Binlerce insan belki şu anda yaşadığı ızdırabı (İmam Şazilî
hazretlerinin duası gibi) farklı sözlerle seslendiriyor. İnsanlar
günlerdir, haftalardır, aylardır hep bununla sızlanıp durmuşlarsa
imtihanı vermişler demektir; bu defa sözün bittiği yerdir orası!..
Sözün bittiği yer, fiil-i ilahînin başladığı yerdir. O varsa, ne
gam var!..
Bir intikam hissi değil.. “Allah kahretsin, cehenneme yuvarlasın”
değil. Cenâb-ı Allah ıslah eylesin, mülayemet lütfeylesin, hakikati
doğruyu göstersin. Bir yönüyle, ruh-u Muhammedî'den gelen
tecellilerle onların ufkunu da açsın. Onların gözlerini de hakikate
açsın ve onları da insanca yaşamaya muvaffak kılsın!..
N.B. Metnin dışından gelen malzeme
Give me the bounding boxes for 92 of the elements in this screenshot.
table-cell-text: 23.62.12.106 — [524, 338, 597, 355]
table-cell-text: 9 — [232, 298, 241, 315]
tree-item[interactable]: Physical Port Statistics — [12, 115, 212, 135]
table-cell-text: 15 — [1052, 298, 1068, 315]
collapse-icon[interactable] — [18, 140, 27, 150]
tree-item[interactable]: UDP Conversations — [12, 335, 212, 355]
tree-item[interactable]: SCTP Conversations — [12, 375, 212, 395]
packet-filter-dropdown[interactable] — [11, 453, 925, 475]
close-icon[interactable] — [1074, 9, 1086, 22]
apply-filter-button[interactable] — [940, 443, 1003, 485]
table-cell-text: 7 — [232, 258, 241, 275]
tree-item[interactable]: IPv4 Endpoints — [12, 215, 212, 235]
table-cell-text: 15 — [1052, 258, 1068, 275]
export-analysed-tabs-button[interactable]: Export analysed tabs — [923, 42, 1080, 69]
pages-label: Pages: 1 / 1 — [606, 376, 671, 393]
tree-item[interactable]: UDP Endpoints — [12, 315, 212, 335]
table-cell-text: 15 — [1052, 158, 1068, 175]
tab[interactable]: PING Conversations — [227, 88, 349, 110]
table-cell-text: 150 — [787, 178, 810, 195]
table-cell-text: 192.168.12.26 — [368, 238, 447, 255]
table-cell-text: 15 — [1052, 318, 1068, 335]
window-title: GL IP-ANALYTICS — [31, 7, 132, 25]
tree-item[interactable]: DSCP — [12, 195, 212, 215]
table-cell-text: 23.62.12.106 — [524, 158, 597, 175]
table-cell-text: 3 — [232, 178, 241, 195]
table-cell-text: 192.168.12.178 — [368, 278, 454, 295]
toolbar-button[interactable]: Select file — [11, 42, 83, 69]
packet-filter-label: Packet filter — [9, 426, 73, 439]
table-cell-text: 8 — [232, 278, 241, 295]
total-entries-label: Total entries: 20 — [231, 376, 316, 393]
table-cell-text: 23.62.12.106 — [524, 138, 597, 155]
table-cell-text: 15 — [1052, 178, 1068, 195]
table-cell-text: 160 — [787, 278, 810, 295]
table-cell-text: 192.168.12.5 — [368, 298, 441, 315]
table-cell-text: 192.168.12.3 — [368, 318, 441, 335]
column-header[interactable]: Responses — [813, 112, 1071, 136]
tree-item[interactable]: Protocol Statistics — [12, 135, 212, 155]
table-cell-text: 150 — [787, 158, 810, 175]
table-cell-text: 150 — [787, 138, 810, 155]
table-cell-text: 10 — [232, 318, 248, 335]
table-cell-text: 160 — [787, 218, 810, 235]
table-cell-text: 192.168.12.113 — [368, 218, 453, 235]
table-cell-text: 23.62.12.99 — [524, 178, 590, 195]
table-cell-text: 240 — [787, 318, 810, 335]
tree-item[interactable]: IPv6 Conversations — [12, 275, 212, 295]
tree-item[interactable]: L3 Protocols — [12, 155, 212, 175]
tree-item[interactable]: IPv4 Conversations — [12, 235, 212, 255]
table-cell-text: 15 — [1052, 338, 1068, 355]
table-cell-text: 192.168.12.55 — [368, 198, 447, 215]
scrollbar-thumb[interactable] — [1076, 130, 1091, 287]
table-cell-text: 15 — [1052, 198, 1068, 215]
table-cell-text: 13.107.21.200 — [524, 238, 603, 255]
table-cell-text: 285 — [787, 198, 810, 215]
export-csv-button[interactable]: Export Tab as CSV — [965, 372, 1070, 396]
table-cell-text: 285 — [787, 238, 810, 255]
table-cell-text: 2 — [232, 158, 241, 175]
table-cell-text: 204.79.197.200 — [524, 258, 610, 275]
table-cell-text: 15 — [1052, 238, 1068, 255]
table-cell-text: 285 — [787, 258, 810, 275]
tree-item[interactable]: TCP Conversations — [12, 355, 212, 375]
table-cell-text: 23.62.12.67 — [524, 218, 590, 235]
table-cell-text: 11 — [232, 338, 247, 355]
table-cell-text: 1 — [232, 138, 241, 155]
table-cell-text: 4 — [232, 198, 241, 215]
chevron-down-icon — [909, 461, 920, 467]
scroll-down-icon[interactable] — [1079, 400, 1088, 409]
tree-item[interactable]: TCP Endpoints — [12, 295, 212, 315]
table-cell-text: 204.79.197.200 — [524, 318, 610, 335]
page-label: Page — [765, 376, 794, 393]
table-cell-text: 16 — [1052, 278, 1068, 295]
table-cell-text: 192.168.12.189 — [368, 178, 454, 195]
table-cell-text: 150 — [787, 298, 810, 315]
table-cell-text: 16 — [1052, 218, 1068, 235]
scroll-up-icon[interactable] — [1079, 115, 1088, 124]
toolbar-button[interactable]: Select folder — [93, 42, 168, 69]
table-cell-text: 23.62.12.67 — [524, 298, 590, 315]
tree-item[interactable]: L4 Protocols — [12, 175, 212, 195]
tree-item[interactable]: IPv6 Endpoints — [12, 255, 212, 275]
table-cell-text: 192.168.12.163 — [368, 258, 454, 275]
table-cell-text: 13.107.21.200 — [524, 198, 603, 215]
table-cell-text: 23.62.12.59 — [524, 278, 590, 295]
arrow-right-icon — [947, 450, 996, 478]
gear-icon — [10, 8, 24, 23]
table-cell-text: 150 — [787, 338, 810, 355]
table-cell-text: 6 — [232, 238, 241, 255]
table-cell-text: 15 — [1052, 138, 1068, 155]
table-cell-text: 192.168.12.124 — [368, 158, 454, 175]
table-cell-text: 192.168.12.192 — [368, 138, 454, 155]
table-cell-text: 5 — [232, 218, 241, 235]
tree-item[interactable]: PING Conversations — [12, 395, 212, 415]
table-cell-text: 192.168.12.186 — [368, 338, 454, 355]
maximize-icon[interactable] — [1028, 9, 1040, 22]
Paralel (söylemi) nifakın takıyyesidir!..
Soru: Bir zamanlar sürekli irticadan bahsedilir, mü'minler terörist
gibi gösterilirdi. Şimdilerde irticanın yerini “paralel” paranoyası
aldı; umum mü'minlere bedel de hususiyle Camia hedefe kondu. O
günlerde “İrtica küfrün takıyyesidir!” buyurmuştunuz. Bugün için de
“Paralel, nifakın takıyyesidir!” denebilir mi?
O günlerde milletimizin hepsi bir irtica paranoyası yaşamıyordu.
Bahsediliyordu; bir kesim tarafından mü'minler terörist olarak
gösteriliyordu. Bu defaatle yaşandı. İşin hakikatini anladıkları
zaman da çok defa hukuk sistemi doğru işledi. Beri tarafta,
meseleyi uzaktan seyreden bir sürü vicdanlı insan vardı, onların da
yürekleri yanıyor, vicdanları sızlıyordu. O en kötü dönemlerde bile
-şöyle böyle- sizi himaye eden, sizin hakkınızda olumlu bahseden
insanlara şahit olduk. 27 Mayıs'ta da, 12 Mart'ta da, 12 Eylül'de
de aynı şeylere şahit olduk. Hatta denebilir ki, bir ölçüde 28
Şubat'ta da…
Belli bir dönemde gerçekten Allah'a inanmış insanlar, yeniden
ruhlarının abidesini ikame etmeye çalışan insanlar, Muhammedî
(sallallâhu aleyhi ve sellem) ses ve soluğu dünyanın dört bir
yanına duyurmak isteyen insanlar, ruh ve mana köklerinden gelen
değerleri bir abide şeklinde bütün dünyanın gözüne sokmak isteyen
insanlar, o irtica paranoyasıyla hep eziliyor, elekten
geçiriliyordu. En yakın dönem itibarıyla Hazreti Pir'i ve
talebelerini düşünebilirsiniz. O irtica paranoyası hiç durmadı ama
belli bir kesim tarafından… Diğer yığınlar ve kitleler de o mevzuda
o ölçüde duyarlı değillerdi, öyle bir şey olduğunun farkında bile
değillerdi. Bir kesim zulüm yapıyor, haksızlıklarda bulunuyordu,
beri tarafta bir şeyden anlamayan insanlar da “Galiba bunlar hak
etmişler, ondan dolayı” diyorlardı. Şu anda da çokları tarafından
söylenen sözler, “Oh oluyor!..” diyenler bile var.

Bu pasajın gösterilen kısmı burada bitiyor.